Al atardecer, las bestias de albarda y algún carro o carreta animaban con gritos y juramentos el nutrido cotarro en la descarga de las aceitunas y colmaban el algorín de sacos pringosos.
Me gustaban los sábados, y de esto sacaba también provecho, asistir a mi abuelo en el pago de los jornales.

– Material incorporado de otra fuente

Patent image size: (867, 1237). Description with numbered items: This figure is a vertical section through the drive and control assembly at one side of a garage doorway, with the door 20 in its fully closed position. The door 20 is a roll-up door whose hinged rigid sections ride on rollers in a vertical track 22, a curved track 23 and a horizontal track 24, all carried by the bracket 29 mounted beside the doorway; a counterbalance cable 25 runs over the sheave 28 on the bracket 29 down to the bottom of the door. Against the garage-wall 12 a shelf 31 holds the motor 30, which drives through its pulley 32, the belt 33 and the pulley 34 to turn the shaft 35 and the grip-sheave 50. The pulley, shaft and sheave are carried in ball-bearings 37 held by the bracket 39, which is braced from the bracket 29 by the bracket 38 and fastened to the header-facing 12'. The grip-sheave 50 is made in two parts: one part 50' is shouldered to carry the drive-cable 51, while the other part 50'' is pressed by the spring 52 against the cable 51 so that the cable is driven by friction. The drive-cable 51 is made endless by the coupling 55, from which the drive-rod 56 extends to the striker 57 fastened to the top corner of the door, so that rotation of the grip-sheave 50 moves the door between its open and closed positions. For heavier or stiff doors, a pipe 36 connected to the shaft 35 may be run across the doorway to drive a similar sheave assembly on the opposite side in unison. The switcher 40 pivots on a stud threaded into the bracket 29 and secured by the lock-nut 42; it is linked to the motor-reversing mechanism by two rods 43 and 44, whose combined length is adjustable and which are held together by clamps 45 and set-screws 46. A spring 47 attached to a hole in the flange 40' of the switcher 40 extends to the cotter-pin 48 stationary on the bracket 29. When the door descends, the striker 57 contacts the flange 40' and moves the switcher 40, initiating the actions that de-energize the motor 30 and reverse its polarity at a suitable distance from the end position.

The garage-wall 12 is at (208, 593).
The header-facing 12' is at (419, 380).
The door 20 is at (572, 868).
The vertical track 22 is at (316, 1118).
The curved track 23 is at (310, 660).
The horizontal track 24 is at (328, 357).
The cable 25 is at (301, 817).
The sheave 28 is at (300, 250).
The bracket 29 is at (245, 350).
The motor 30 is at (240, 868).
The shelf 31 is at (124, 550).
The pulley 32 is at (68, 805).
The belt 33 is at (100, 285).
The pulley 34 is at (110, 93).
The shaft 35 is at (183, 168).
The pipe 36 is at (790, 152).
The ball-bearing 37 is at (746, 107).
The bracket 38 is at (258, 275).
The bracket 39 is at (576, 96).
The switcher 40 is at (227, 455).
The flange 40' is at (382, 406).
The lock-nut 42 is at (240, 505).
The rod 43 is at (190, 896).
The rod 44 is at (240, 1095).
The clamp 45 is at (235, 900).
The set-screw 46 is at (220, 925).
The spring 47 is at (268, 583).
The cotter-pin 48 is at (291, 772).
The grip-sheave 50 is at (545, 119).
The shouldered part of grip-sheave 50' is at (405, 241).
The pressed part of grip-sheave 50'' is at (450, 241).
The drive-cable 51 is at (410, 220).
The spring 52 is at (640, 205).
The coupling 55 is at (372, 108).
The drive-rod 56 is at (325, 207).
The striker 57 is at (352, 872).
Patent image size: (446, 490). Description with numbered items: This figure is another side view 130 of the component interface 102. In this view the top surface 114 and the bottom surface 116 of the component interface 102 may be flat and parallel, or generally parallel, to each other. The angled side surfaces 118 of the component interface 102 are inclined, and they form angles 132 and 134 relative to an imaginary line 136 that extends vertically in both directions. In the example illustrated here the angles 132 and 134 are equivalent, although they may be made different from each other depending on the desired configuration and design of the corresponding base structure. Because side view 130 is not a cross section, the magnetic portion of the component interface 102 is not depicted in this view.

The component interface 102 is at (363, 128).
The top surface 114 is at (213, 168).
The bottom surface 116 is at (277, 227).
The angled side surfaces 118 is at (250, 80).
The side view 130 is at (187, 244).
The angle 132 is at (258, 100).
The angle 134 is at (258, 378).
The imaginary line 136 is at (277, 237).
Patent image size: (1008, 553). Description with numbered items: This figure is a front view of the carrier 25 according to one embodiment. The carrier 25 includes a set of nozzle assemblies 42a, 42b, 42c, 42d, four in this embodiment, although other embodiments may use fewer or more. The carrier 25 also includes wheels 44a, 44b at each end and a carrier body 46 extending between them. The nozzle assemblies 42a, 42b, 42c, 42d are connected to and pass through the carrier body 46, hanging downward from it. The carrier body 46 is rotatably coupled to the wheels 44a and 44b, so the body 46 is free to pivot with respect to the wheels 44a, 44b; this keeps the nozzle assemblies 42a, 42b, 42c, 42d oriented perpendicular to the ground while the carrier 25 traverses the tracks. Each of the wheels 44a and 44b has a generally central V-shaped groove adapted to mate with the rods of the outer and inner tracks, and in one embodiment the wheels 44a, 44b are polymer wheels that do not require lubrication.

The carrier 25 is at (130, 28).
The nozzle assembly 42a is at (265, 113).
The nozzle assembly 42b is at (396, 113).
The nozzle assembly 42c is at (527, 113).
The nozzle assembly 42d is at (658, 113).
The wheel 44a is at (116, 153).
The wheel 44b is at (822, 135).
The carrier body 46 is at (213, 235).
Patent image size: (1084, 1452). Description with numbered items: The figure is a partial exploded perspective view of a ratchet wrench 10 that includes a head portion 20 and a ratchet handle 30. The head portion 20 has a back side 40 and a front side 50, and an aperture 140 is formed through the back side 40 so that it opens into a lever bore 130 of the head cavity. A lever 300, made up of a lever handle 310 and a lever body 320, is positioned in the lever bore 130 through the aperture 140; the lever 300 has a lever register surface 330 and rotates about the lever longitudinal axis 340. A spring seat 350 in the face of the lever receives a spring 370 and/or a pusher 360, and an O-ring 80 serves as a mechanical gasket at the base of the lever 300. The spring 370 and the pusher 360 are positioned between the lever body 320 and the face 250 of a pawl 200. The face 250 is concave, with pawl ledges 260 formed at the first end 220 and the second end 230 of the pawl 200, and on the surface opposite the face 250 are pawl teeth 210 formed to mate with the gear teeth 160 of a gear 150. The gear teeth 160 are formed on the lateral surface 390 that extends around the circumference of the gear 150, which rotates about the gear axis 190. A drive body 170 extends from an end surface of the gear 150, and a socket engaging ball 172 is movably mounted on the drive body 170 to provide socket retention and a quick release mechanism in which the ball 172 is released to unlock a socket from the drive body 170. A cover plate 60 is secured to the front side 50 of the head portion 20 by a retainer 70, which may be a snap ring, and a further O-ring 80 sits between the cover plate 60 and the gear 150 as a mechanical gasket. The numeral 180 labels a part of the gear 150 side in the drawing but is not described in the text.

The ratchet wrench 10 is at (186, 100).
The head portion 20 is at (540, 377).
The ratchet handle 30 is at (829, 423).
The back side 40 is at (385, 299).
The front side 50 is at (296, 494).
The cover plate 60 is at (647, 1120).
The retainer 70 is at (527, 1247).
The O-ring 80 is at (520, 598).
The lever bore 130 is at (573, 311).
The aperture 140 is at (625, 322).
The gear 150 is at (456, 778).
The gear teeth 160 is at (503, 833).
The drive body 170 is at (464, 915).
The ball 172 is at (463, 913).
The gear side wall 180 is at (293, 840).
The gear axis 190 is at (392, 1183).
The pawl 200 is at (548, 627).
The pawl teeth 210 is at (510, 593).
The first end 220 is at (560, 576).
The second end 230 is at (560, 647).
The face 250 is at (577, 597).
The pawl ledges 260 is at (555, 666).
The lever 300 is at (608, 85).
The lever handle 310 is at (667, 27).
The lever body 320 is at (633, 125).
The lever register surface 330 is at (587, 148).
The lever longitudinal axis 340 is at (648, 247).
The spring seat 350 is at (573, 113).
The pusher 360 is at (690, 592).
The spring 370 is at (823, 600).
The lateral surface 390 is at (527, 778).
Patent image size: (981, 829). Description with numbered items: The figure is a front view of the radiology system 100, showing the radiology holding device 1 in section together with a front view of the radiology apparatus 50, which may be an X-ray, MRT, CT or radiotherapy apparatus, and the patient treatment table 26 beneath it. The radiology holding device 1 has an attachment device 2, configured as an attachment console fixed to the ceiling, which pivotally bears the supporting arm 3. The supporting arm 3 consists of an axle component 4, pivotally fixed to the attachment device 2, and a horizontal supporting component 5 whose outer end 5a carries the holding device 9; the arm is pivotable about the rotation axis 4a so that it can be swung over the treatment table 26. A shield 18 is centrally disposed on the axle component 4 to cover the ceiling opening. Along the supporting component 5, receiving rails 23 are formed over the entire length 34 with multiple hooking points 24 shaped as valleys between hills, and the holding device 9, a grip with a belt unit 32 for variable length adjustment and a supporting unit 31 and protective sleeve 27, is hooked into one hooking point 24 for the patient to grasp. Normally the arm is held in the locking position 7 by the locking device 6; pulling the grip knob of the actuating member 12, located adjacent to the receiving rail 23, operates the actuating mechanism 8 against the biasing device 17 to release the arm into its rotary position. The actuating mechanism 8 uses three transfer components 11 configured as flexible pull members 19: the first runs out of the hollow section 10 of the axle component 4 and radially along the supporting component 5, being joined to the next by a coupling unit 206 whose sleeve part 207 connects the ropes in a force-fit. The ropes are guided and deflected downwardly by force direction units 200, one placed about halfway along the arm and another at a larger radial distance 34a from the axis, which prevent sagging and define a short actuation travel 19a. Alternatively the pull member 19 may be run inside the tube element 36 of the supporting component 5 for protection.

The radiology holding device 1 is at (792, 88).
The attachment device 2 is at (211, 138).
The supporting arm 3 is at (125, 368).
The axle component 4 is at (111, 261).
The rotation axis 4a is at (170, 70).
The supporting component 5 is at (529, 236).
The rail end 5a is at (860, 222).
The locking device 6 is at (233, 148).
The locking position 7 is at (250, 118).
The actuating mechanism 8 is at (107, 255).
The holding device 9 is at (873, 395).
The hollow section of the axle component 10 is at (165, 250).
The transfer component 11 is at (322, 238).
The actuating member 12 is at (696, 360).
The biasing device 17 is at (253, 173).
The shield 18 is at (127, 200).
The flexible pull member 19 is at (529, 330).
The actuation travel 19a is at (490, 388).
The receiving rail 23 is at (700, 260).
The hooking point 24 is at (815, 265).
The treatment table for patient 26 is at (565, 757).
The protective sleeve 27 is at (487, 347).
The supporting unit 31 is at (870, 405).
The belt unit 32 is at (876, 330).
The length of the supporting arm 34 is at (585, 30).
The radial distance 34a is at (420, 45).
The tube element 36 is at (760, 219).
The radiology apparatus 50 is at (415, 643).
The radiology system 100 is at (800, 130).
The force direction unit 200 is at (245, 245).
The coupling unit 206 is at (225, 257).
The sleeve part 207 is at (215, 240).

Esta operación la ejercía desde un sillón frailero con la mesa de camilla por pupitre; y sobre el hule una caja de madera, lugar del dinero, un tintero con pluma de bayoneta y una libreta negra donde todo estaba reflejado. Se calaba los quevedos que alternaba con unos impertinentes y enfadado con sus ojos que no le respondían, solicitaba mi auxilio con frecuencia para no pagar con setenas.
El billetillo de a peseta más aseado era mi recompensa, pero por poco tiempo, pues para eso estaba mi madre alerta que me lo arrebataba, calificando la liberalidad del abuelo como un contra Dios.
Ante la besana me preguntaba... ¿va derecho el surco? Bajo los naranjos y las palmeras..., ¿se ve fruto? En el gallinero... ¿Ha sacado ya la clueca?...
Venían en el verano las tórtolas a los almendros, las chicharras a los olivos y los jilgueros a los naranjos; y para beber, todos los pájaros, incluidos los desvergonzados gorriones domiciliados bajo las rojas tejas del convento de la cartuja. La tajea enladrillada que desde la fuente del Cu-cu abastece la casa, la tenían por abrevadero y balneario. Y la era para jugar y sudar, y el pilar donde se abuzaban las caballerías repleto de verdín y avispas, para refrescar. ¡¡Ay la era...!!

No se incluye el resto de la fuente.